The hard part is when to wake them up. Obviously, waking up any object in contact with an awake object is not going to work, because they'd just keep waking each other up indefinitely. Instead, I made them set each other's "sleep" time to the minimum of the two, so eventually the whole island goes to sleep. This works pretty well, but in some cases it's pretty useless - for instance, if I make a very long chain of dominos and start collapsing it, then the end of the collapsed chain will always keep the whole thing awake even though 90% of it isn't moving, so eventually the simulation slows down significantly.
I've checked some simpler engines and another approach I found was to only wake up objects when the awake object in the pair exceeds certain velocity. However, this means that sometimes the solver will try to solve contacts between a sleeping and awake object, so I made it treat sleeping objects as stationary (infinite mass/momentum).

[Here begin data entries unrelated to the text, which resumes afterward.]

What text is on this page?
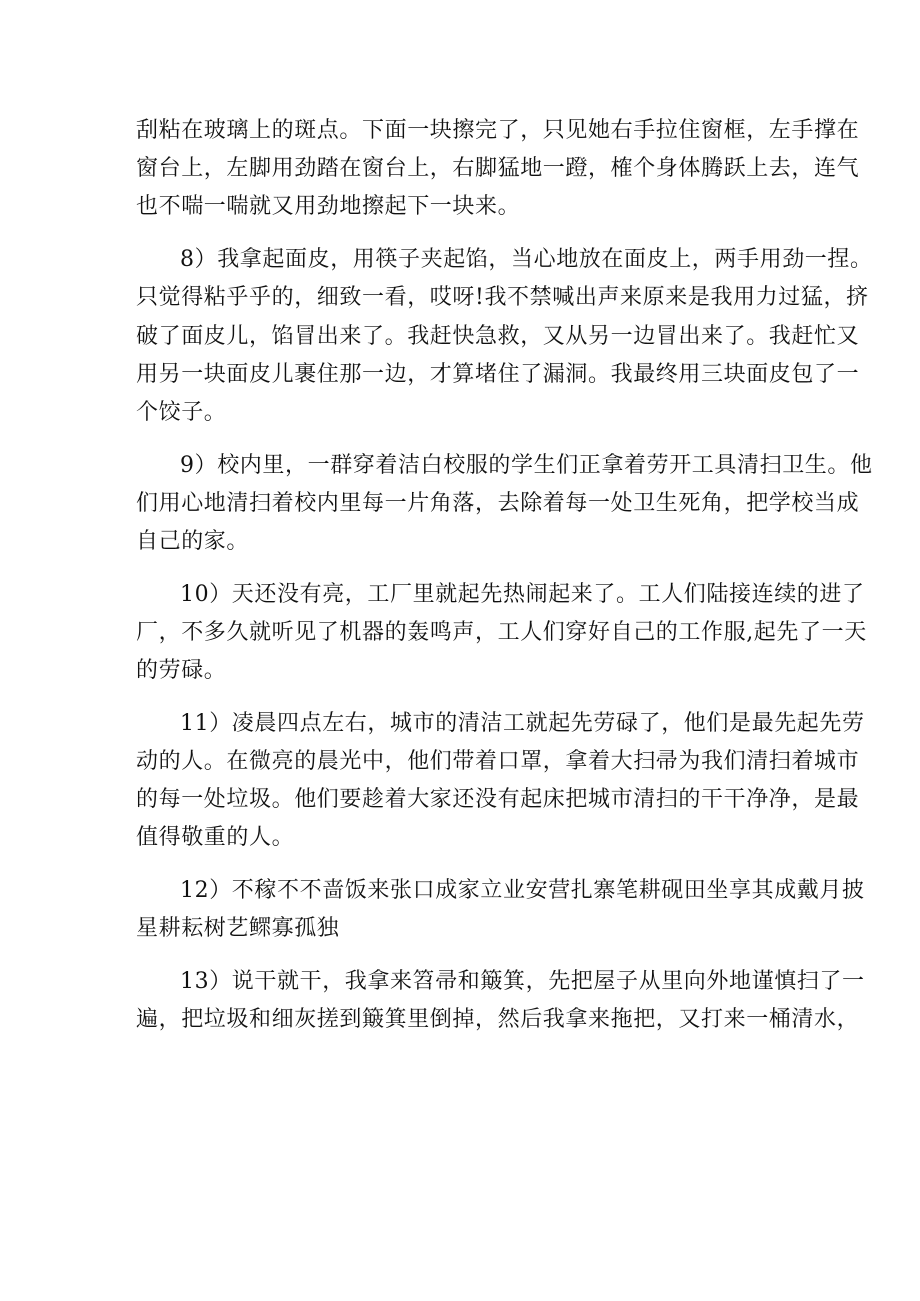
刮粘在玻璃上的斑点。下面一块擦完了，只见她右手拉住窗框，左手撑在
窗台上，左脚用劲踏在窗台上，右脚猛地一蹬，榷个身体腾跃上去，连气
也不喘一喘就又用劲地擦起下一块来。

8）我拿起面皮，用筷子夹起馅，当心地放在面皮上，两手用劲一捏。
只觉得粘乎乎的，细致一看，哎呀!我不禁喊出声来原来是我用力过猛，挤
破了面皮儿，馅冒出来了。我赶快急救，又从另一边冒出来了。我赶忙又
用另一块面皮儿裹住那一边，才算堵住了漏洞。我最终用三块面皮包了一
个饺子。

9）校内里，一群穿着洁白校服的学生们正拿着劳开工具清扫卫生。他
们用心地清扫着校内里每一片角落，去除着每一处卫生死角，把学校当成
自己的家。

10）天还没有亮，工厂里就起先热闹起来了。工人们陆接连续的进了
厂，不多久就听见了机器的轰鸣声，工人们穿好自己的工作服,起先了一天
的劳碌。

11）凌晨四点左右，城市的清洁工就起先劳碌了，他们是最先起先劳
动的人。在微亮的晨光中，他们带着口罩，拿着大扫帚为我们清扫着城市
的每一处垃圾。他们要趁着大家还没有起床把城市清扫的干干净净，是最
值得敬重的人。

12）不稼不不啬饭来张口成家立业安营扎寨笔耕砚田坐享其成戴月披
星耕耘树艺鳏寡孤独

13）说干就干，我拿来笤帚和簸箕，先把屋子从里向外地谨慎扫了一
遍，把垃圾和细灰搓到簸箕里倒掉，然后我拿来拖把，又打来一桶清水，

This fixed the domino chain, but caused a much bigger issue in other simulations. Taking the newton cradle example (or any other scene where something collides into a group of resting objects), it simply can't propagate impulses through the chain of stationary balls - if the third ball in chain never moves (since the fourth ball is blocking it), it will never wake up the fourth ball.
It seems that the waking up checks need to be repeated every time a body's velocity changes during contact resolution. This means an object has to be waken up, it's contacts with adjacent sleeping bodies need to be re-activated and initialized (which involves collision checks and some additional computations) and added to the active contact list for subsequent resolution steps.
It sounds like it could work, but I'm not sure if I like the idea of mixing the collision and resolution stages. Am I on the right track here?